Keep a small warm floor for latency-sensitive classes and let batch capacity scale more aggressively. GPU nodes often have long launch, driver initialization, image pull, and model-loading paths, so measure from admission through useful computation. Consolidation should not remove a node between closely spaced jobs when replacement cost exceeds idle cost. Use separate timing and disruption policies for accelerator pools rather than copying CPU-node defaults.
Cloud capacity shortages require fallback policy. Decide whether a workload may use another accelerator model, zone, purchasing option, or smaller device count, and validate numerical behavior and performance before declaring those substitutions compatible. Some training jobs can resume on a different shape from checkpoints; serving replicas may require model recompilation or distinct images. Encode acceptable alternatives through classes and admission, not incident-time manifest edits.

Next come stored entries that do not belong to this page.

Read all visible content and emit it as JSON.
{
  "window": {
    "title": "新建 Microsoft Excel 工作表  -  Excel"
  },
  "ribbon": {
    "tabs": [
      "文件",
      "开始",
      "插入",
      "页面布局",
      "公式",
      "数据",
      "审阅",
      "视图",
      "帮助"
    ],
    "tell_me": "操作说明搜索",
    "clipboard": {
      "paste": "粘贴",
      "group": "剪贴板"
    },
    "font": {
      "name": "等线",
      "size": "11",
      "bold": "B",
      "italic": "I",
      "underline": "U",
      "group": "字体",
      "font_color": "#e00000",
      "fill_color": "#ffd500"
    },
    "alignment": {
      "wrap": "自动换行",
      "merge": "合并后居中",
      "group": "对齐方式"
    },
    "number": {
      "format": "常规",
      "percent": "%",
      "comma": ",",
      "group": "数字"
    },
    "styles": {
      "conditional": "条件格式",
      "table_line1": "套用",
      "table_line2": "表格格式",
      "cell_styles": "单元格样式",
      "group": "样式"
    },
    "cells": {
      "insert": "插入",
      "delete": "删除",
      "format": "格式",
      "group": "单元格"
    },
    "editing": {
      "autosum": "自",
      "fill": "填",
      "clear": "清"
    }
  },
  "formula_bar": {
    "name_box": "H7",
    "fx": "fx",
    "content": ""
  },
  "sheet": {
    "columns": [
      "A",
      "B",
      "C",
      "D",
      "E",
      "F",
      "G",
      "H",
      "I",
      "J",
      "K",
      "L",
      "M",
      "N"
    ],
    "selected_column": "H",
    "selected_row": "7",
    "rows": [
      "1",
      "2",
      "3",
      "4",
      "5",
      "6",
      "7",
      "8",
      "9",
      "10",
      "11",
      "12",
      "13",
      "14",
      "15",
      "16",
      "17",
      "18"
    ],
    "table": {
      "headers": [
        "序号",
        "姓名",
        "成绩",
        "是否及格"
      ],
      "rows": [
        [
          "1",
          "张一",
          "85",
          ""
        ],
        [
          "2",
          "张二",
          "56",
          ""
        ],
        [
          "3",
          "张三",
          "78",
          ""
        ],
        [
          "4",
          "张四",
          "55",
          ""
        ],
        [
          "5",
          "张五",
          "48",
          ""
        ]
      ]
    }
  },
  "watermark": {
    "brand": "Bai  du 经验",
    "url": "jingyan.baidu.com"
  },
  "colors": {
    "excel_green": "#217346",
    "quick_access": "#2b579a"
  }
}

Cost attribution should follow allocation and useful work. Label jobs, queues, owners, model versions, and environments; associate node idle with the capacity policy that retained it. Report queue wait, job runtime, allocated GPU-hours, active GPU-hours, interrupted work, and failed starts together. This reveals whether poor economics come from scheduling fragmentation, application input pipelines, idle development sessions, checkpoint loss, or conservative reliability headroom, each of which needs a different owner.
Key takeaways
- Classify workloads by device, topology, service objective, duration, and checkpoint ability.
- Treat device-plugin health and governed capability labels as the scheduling foundation.
- Protect GPU nodes with taints while keeping workload constraints as broad as compatibility permits.
- Use queue admission, quotas, cohorts, and priority for batch capacity rather than uncontrolled Pending pods.
- Measure fragmentation and useful device work, not only cluster-wide allocation.
Frequently asked questions
Why are GPU requests commonly specified as limits?
Extended devices are integer resources and are not overcommitted like CPU. Kubernetes permits specifying the GPU limit, with the request defaulting accordingly, or equal request and limit values.
Can multiple pods share one GPU?
Only through vendor-supported partitioning or sharing mechanisms beyond the basic whole-device model. Validate isolation, performance, metrics, and failure behavior for the chosen stack.
Is high GPU utilization always the goal?
No. Online services may reserve headroom for latency and failover. Optimize against workload objectives and useful throughput, with utilization as one input.
Conclusion
Efficient GPU scheduling is a pipeline from trustworthy device inventory through workload classification, admission, placement, execution, and reclamation. Kubernetes provides the device and scheduler primitives; queueing and organizational policy decide who receives scarce capacity and when. When teams measure compatibility, fragmentation, queue delay, and useful work together, they can raise utilization without turning accelerators into an unpredictable shared bottleneck.